Den ältesten Text überliefert Textform R, speziell Manuskript VL 151 von Corbie (40–46). Es folgen VL 155, der Papyrus von Antinoopolis, und VL 130, ein Manuskript in München (46–51). Auch für den Texttyp I werden drei Manuskripte beschrieben, darunter VL 123, der Text von Vercelli (51–56). Die Textform R bietet eine europäische Überlieferung, die Textform I eine italienische Überlieferung. Als Textform J wird die Lyoner Handschrift VL 146 genannt, die auf eine ältere lateinische Übersetzung zurückgeht. Als Textform F kommt die Überlieferung in der Bibel von Alcala (VL 109) in den Blick, die Prosper von Aquitanien und Sulpicius Severus benutzten und die 370/75 auch in Rom bekannt war (64).
Eine feste Größe seiner Edition war für Haelewyck der griechische Text des Buches Esther, den Robert Hanhart 1983 für die Septuaginta-Ausgabe der Göttinger Akademie der Wissenschaften als Band VIII/3 vorgelegt hatte. Dieser Text bietet zwei Versionen, die Hanhart als Lesarten L und o’ unterschieden hatte (70–72). In der Vetus-Latina-Ausgabe stehen sie als oberste Zeilen.
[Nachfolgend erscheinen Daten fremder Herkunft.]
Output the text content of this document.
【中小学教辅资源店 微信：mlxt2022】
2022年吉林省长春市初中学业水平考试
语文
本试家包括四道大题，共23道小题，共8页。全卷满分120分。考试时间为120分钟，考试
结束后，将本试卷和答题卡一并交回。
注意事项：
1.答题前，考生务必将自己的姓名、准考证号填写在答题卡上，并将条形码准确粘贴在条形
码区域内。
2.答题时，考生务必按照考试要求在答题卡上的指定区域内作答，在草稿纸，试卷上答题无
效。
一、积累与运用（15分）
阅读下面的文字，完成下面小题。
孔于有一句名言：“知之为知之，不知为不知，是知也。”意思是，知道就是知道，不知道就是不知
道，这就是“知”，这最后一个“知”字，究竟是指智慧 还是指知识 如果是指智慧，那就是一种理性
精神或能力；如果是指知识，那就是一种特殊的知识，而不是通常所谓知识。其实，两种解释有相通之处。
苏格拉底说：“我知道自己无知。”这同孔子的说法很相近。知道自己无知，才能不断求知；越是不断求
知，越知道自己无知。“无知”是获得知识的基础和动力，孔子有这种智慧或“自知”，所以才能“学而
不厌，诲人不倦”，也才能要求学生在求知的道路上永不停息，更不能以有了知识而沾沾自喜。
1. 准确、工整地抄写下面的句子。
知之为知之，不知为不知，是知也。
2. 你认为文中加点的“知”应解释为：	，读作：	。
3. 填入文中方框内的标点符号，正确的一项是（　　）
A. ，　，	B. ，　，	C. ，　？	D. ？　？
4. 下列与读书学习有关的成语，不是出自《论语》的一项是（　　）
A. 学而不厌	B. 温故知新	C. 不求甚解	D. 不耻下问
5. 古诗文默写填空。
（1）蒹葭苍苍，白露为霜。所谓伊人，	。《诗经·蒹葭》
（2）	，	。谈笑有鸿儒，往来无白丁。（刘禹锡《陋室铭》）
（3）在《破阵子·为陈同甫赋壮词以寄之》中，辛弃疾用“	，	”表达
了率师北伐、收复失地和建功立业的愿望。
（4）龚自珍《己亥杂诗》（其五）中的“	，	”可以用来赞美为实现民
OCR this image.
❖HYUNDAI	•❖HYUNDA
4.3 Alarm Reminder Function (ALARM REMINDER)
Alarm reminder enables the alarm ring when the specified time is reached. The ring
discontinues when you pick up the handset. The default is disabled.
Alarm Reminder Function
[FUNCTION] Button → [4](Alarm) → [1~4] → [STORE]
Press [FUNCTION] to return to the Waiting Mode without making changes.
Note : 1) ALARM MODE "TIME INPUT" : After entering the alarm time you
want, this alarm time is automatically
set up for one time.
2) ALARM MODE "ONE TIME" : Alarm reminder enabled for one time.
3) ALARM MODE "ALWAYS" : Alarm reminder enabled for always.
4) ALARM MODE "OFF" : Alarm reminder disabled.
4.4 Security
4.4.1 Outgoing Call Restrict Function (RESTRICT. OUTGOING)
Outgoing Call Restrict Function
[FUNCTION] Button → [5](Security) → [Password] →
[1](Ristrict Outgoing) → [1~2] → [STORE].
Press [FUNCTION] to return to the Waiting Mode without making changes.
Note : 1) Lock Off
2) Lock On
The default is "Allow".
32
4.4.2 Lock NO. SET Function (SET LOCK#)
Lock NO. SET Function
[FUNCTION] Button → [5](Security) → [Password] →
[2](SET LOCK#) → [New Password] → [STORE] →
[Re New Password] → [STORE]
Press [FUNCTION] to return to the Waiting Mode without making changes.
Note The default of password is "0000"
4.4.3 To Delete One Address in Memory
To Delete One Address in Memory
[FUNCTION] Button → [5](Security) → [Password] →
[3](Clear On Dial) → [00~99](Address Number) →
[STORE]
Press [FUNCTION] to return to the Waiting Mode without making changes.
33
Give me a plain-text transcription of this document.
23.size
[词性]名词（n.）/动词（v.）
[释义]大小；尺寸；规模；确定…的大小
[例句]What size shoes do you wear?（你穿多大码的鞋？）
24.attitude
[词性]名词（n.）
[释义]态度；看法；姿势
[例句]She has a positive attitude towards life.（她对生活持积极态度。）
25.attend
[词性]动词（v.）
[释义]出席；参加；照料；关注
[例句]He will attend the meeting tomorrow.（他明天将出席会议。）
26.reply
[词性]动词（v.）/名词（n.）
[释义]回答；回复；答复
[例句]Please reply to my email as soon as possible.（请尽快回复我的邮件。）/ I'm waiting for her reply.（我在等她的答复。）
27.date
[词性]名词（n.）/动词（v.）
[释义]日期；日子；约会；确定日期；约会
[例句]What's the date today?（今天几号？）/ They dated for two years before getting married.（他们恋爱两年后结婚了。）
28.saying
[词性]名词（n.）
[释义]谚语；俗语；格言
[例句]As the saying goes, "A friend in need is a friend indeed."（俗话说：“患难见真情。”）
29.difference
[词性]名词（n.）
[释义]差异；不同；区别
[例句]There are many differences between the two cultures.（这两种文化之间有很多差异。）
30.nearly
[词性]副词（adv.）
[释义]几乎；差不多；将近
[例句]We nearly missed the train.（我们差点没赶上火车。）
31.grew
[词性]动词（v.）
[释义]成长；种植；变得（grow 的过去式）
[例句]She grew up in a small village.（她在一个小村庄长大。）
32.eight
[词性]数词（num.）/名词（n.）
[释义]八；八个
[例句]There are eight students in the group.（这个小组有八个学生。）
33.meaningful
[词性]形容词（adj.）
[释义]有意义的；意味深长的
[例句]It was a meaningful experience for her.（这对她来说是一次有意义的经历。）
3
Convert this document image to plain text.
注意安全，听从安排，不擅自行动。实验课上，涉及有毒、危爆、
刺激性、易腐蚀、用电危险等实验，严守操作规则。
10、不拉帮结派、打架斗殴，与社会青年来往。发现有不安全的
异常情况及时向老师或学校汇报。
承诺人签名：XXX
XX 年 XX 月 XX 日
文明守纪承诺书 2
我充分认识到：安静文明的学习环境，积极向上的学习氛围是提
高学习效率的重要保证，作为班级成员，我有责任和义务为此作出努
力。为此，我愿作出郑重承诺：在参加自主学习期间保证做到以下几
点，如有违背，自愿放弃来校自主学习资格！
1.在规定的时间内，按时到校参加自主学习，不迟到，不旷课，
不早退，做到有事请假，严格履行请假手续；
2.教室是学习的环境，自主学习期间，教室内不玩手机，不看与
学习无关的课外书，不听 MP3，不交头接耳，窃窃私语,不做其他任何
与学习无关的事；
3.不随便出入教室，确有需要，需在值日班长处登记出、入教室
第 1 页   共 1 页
Diese doppelte Textform hatte zu der Vermutung geführt, dass der Vetus-Latina-Text des Buches Esther eine ältere griechische Form durchschimmern lasse, die in der direkten Tradition nicht erhalten sei (85). Dazu formuliert Haelewyck seine Sicht mit der Teil-Überschrift: Le modèle grec de la vetus latina est la première forme grecque du livre (84–95). Auch die Vulgata, deren editio Romana in Band 9 (1951) das Buch Esther enthält, bietet das Buch Esther in zwei Überlieferungen unter den Buchstaben H und O (64 f.). Zwischen der Septuaginta und der Vulgata stehen die verschiedenen altlateinischen Überlieferungen.
Diese Zusammenhänge hatte Haelewyck in der Einführung dargestellt. Ab S. 101 folgte der Abdruck der Texte. Die letzte Lieferung trägt nur wenige Korrekturen und Ergänzungen nach (436). Ein Index der Manuskripte und Autoren beschließt den Band (437–440). Man kann dem Unternehmen nur wünschen, dass weitere Bücher so zügig erscheinen mögen wie der jetzt abgeschlossene Band 7/3.